Hidrogo recorded the video while working as a politiquera or campaign worker for Team Liberty, the winning slate in the 2014 La Joya school board elections.

Hidalgo County Sheriff Eddie Guerra, who was the only candidate with that last name running in November 2014, denied any involvement with the two men seen in the video or any other postal worker.

Guerra defeated write-in candidate Geovani Hernandez, the former La Joya police chief.

Javier Peña, an attorney and member of the anti-corruption activist group American Protection Specialists, filed a lawsuit in 2014 against Team Liberty on behalf of the losing slate, Diamond Pack.

The lawsuit ended in an unsuccessful two-day bench trial where Peña alleged Olvera and another postal worker Santiago Coronado conspired to sell lists of voters receiving mail-in ballots to the candidates running in the November election.

Ultimately, Peña failed to prove what he promised during the trial mainly because Hidrogo, his main witness in the case, was denied from taking the stand on a technicality.

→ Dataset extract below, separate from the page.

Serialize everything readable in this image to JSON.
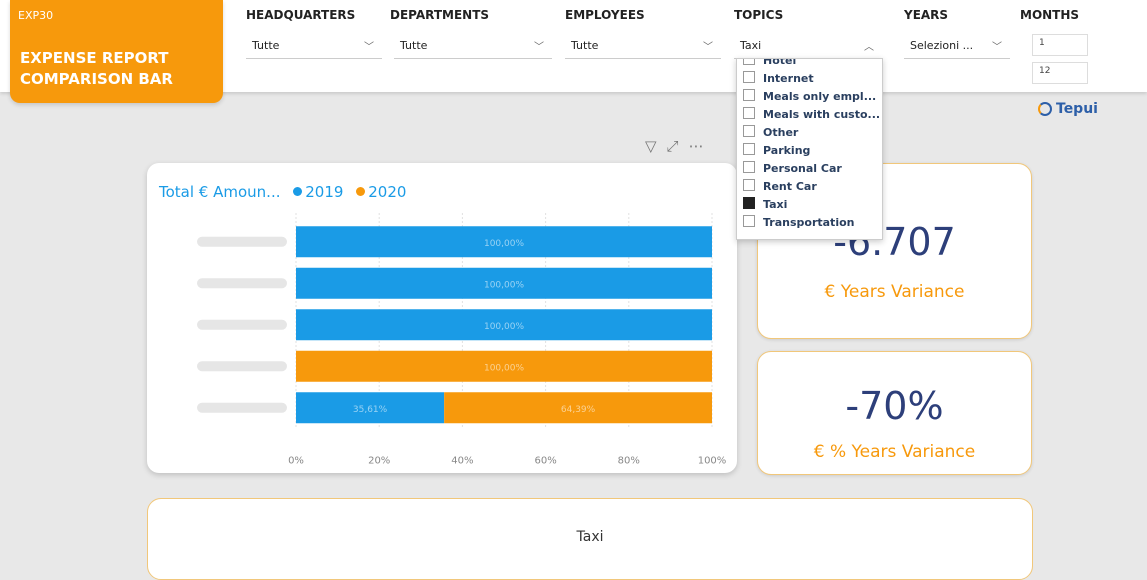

Hidrogo’s recordings, which were taped over the course of several months, to include the video obtained by The Monitor, would have remained out of the public’s eye if it wasn’t for the Team Liberty’s attorney, who allowed Peña to admit a USB with everything Hidrogo recorded, into the court record.

In May 2015, five months after the trial, The Monitor spoke to a spokesman with the Postal Service Office of Inspector General who confirmed they conducted an internal investigation into the two postal workers and said they had presented their case to the U.S. Attorney’s Office.

A federal grand jury returned the indictment under seal Dec. 7, 2016, more than two years after Hidrogo first approached federal agents exposing the alleged voter fraud.

U.S. Marshals Service officials immediately took Olvera into custody.